Expectations of change received a boost on Thursday, when Farouk al-Okda was appointed to a central bank committee of government ministers and economic experts tasked with setting the monetary agenda.

Okda, who led the central bank from 2003-2013, was credited with helping stabilise the pound within a managed floating exchange rate, and helping establish an interbank foreign exchange market that helped curtail the black market.

The revival of the central bank’s coordination council has raised hopes of greater collaboration between the central bank and the government –neglected under Ramez.

“The central bank is semi-independent but in these circumstances it will have to work hand in glove with the (government)… to come up with solutions,” said Angus Blair, chairman of Signet Institute, an economic think tank.


While an eventual devaluation looks unavoidable, turning around Egypt’s monetary policy will be a tricky balancing act.

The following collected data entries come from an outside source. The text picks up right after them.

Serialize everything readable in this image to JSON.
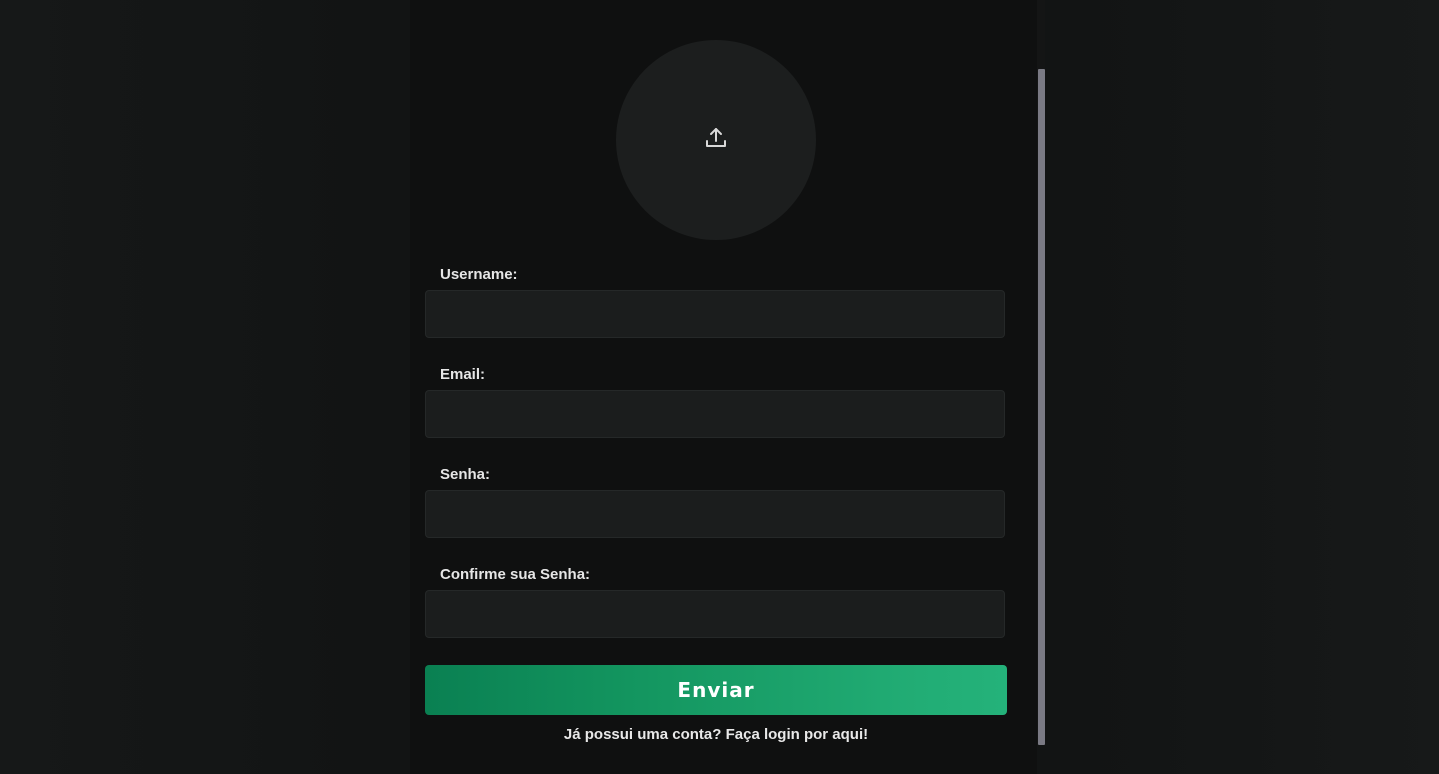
{
  "avatar": {
    "icon": "upload-icon"
  },
  "form": {
    "username_label": "Username:",
    "email_label": "Email:",
    "password_label": "Senha:",
    "confirm_password_label": "Confirme sua Senha:",
    "username_value": "",
    "email_value": "",
    "password_value": "",
    "confirm_password_value": ""
  },
  "submit_label": "Enviar",
  "login_link_text": "Já possui uma conta? Faça login por aqui!",
  "colors": {
    "background": "#0f1010",
    "input_background": "#1b1d1d",
    "button_gradient_start": "#0a8052",
    "button_gradient_end": "#24b27a",
    "scrollbar_thumb": "#7a7a84"
  }
}
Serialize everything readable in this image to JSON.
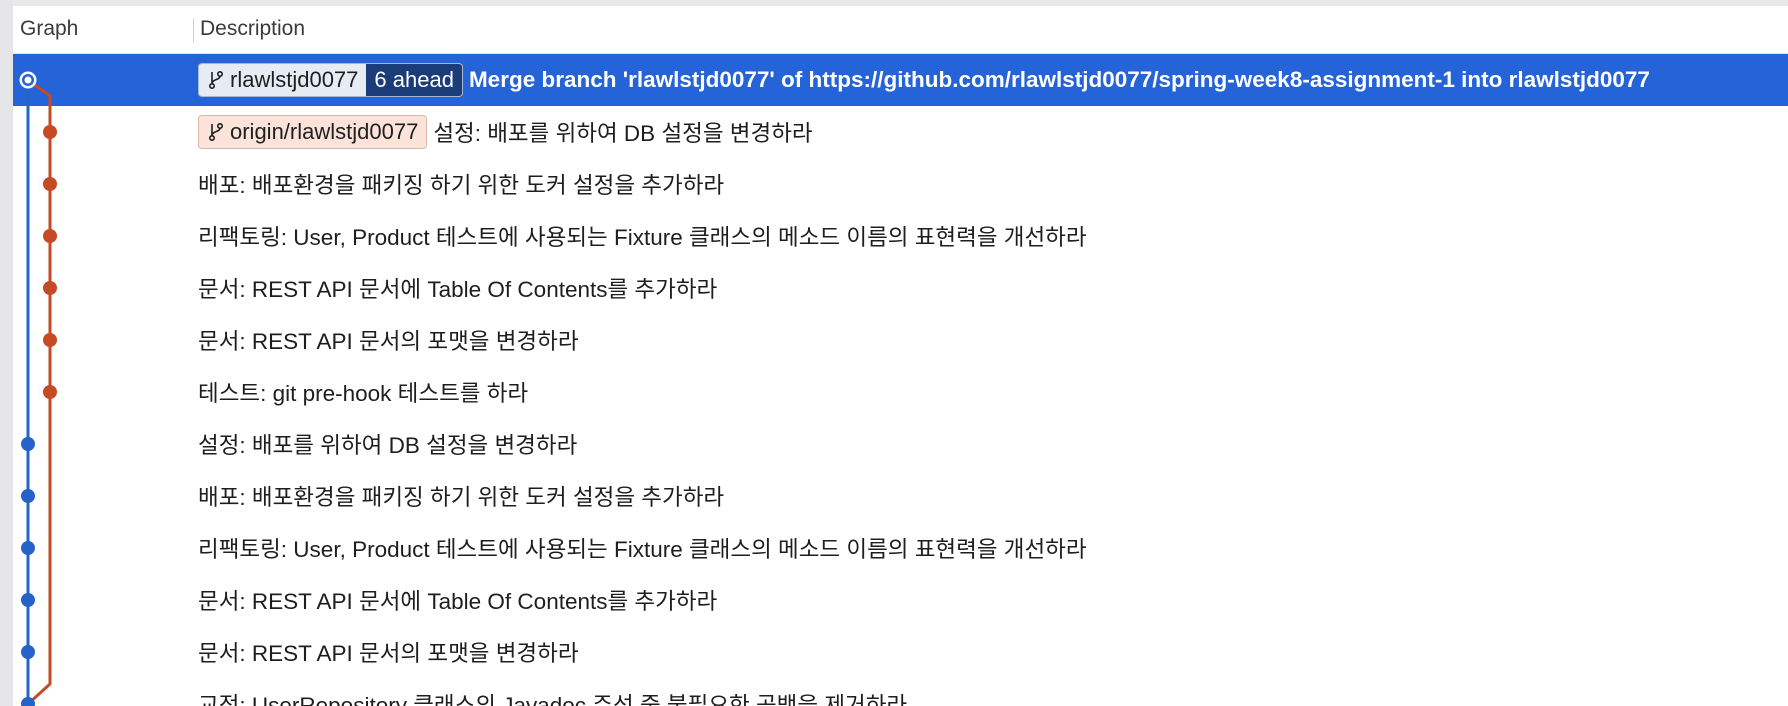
{
  "header": {
    "graph_label": "Graph",
    "description_label": "Description"
  },
  "colors": {
    "selected_row": "#2563d9",
    "blue_lane": "#2563c9",
    "orange_lane": "#c64a23",
    "local_badge_bg": "#e7ebf3",
    "ahead_badge_bg": "#1a3c78",
    "remote_badge_bg": "#fbe3da"
  },
  "icons": {
    "branch_badge_icon": "branch-icon"
  },
  "commits": [
    {
      "lane": "blue",
      "selected": true,
      "merge": true,
      "local_branch": "rlawlstjd0077",
      "ahead": "6 ahead",
      "message": "Merge branch 'rlawlstjd0077' of https://github.com/rlawlstjd0077/spring-week8-assignment-1 into rlawlstjd0077"
    },
    {
      "lane": "orange",
      "remote_branch": "origin/rlawlstjd0077",
      "message": "설정: 배포를 위하여 DB 설정을 변경하라"
    },
    {
      "lane": "orange",
      "message": "배포: 배포환경을 패키징 하기 위한 도커 설정을 추가하라"
    },
    {
      "lane": "orange",
      "message": "리팩토링: User, Product 테스트에 사용되는 Fixture 클래스의 메소드 이름의 표현력을 개선하라"
    },
    {
      "lane": "orange",
      "message": "문서: REST API 문서에 Table Of Contents를 추가하라"
    },
    {
      "lane": "orange",
      "message": "문서: REST API 문서의 포맷을 변경하라"
    },
    {
      "lane": "orange",
      "message": "테스트: git pre-hook 테스트를 하라"
    },
    {
      "lane": "blue",
      "message": "설정: 배포를 위하여 DB 설정을 변경하라"
    },
    {
      "lane": "blue",
      "message": "배포: 배포환경을 패키징 하기 위한 도커 설정을 추가하라"
    },
    {
      "lane": "blue",
      "message": "리팩토링: User, Product 테스트에 사용되는 Fixture 클래스의 메소드 이름의 표현력을 개선하라"
    },
    {
      "lane": "blue",
      "message": "문서: REST API 문서에 Table Of Contents를 추가하라"
    },
    {
      "lane": "blue",
      "message": "문서: REST API 문서의 포맷을 변경하라"
    },
    {
      "lane": "blue",
      "message": "교정: UserRepository 클래스의 Javadoc 주석 중 불필요한 공백을 제거하라"
    }
  ]
}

An emerging market rout has left the pound overvalued, despite a depreciation of about 10 percent this year. Yet a sharp devaluation would stoke inflation in an import-reliant country where millions live hand to mouth, fuelling the kind of street protests that helped unseat two presidents in three years.

The government announced this week it would control the prices of 10 essential commodities — a move some read as an effort to protect vulnerable Egyptians from inflation unleashed by an eventual devaluation.

In the meantime, reforms to address the ballooning trade deficit could strengthen the economy ahead of any shocks.

Egyptian Federation of Industries head Mohamed El Sewedy told Reuters recently he expected the government to implement an indicative pricing mechanism for imports before the end of the year, curtailing the common practice of avoiding customs duties by undervaluing imports on bills.

“If I regulate trade, the appetite for dollars … will become more orderly,” said El Sewedy, adding that Amer had promised to cover the remaining $3 billion of banks’ credit exposure.

Egypt’s benchmark overnight lending rates are already high at 9.75 percent, but with foreign reserves languishing at $16.4 billion – enough for just three months of imports – economists believe borrowing costs will have to rise further to avert inflation and dollarisation. The victim of high rates could be much-needed growth.

“It’s a lot to do for a new central bank governor,” said Blair. “I don’t envy him but it is a great shame he wasn’t appointed earlier.”